Isil blamed after 17 killed in overnight shootout at Tajikistan border outpost

Tajik security forces killed 15 assailants when an armed gang attacked a checkpoint on the border with Uzbekistan - AFP
Tajik security forces killed 15 assailants when an armed gang attacked a checkpoint on the border with Uzbekistan - AFP

Tajikistan blamed Islamic State for an attack on Wednesday on a military checkpoint that killed 17 people near its capital, Dushanbe.

Islamic State of Iraq and the Levant (Isil) has not commented, but in May the Tajik authorities accused the extremist group of inciting deadly violence in a prison.

Last year, Isil claimed responsibility for killing four Western tourists in Tajikistan.

According to Tajikistan’s National Security committee, 20 masked gunmen attacked the checkpoint, 60km (37 miles) west of Dushanbe, at 3.23am local time.

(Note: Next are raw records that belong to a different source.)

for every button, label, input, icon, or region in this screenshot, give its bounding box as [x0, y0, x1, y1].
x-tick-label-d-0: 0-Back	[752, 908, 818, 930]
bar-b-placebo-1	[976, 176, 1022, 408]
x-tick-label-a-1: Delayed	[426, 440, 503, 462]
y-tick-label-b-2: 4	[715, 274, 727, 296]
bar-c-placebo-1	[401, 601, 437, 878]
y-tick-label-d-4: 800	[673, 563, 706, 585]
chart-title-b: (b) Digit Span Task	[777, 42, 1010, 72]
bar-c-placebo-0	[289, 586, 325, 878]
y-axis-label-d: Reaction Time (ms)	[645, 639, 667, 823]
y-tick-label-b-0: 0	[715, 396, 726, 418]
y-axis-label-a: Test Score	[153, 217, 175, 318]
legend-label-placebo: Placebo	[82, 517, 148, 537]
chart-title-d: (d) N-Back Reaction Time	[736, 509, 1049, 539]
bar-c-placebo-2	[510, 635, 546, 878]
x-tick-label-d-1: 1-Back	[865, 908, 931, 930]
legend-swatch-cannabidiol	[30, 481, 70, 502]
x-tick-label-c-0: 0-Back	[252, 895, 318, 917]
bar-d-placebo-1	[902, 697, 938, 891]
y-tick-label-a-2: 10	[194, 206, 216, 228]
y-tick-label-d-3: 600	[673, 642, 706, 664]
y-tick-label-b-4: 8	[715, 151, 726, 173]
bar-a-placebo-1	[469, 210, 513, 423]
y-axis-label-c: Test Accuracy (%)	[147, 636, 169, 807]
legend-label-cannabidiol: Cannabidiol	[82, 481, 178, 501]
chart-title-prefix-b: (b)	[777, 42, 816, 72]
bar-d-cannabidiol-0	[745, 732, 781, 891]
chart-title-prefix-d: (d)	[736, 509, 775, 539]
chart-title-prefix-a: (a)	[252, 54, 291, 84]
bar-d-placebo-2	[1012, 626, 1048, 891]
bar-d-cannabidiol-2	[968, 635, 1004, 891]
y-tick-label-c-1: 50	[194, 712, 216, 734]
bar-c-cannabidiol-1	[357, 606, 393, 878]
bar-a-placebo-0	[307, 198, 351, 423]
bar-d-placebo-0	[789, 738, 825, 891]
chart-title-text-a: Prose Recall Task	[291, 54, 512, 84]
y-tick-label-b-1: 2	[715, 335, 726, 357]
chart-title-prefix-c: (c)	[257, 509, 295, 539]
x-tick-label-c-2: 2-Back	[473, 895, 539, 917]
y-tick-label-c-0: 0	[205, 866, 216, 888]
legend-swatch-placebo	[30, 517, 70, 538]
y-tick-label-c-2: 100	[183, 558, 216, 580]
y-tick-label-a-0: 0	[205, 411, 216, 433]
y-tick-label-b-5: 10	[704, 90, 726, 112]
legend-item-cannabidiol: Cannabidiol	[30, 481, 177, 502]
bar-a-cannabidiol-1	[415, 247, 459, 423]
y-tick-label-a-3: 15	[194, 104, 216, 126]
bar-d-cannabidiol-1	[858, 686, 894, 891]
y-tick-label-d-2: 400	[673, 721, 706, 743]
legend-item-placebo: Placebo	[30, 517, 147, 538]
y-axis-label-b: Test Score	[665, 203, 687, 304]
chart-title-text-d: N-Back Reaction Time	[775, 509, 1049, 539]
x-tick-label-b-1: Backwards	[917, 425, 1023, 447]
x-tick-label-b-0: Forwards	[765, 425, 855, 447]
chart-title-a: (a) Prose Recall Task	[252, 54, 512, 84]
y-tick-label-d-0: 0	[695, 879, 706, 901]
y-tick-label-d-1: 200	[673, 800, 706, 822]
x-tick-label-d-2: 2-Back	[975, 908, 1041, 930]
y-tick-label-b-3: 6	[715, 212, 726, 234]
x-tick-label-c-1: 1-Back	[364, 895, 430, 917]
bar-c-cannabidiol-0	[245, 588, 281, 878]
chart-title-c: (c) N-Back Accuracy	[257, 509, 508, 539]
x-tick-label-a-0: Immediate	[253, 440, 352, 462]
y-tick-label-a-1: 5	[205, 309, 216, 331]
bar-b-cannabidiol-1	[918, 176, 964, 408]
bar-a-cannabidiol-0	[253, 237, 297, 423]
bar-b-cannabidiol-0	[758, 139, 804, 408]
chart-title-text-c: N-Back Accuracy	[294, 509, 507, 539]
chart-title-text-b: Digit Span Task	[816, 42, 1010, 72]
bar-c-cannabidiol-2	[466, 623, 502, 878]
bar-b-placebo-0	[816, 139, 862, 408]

“The special convoy (all members of the so-called Islamic State terrorist group) invaded from the Islamic Republic of Afghanistan,” it said.

Fifteen militants were killed in the firefight and five were captured, including one woman. Two soldiers were also killed.

Official photographs showed the bodies of several men dressed in black lying on a bloodied dirt road next to discarded assault rifles and magazines.

At least one of the dead men also had his hands bound behind his back. Other pictures showed the burnt-out wreckage of at least three cars.

Security was tightened around Dushanbe after the attack and there were notably more armed police than usual patrolling the centre of the city.

Security analysts in Russia and Central Asia have previously warned that the Taliban and Isil would target Tajikistan from neighbouring Afghanistan.

President Emomali Rahom rules Tajikistan, considered one of the poorest and least stable states in former Soviet Central Asia, virtually as his personal fiefdom.

It lies on the drug route to Europe from Afghanistan, heading north from Tajikistan through Kyrgyzstan, Kazakhstan and Russia.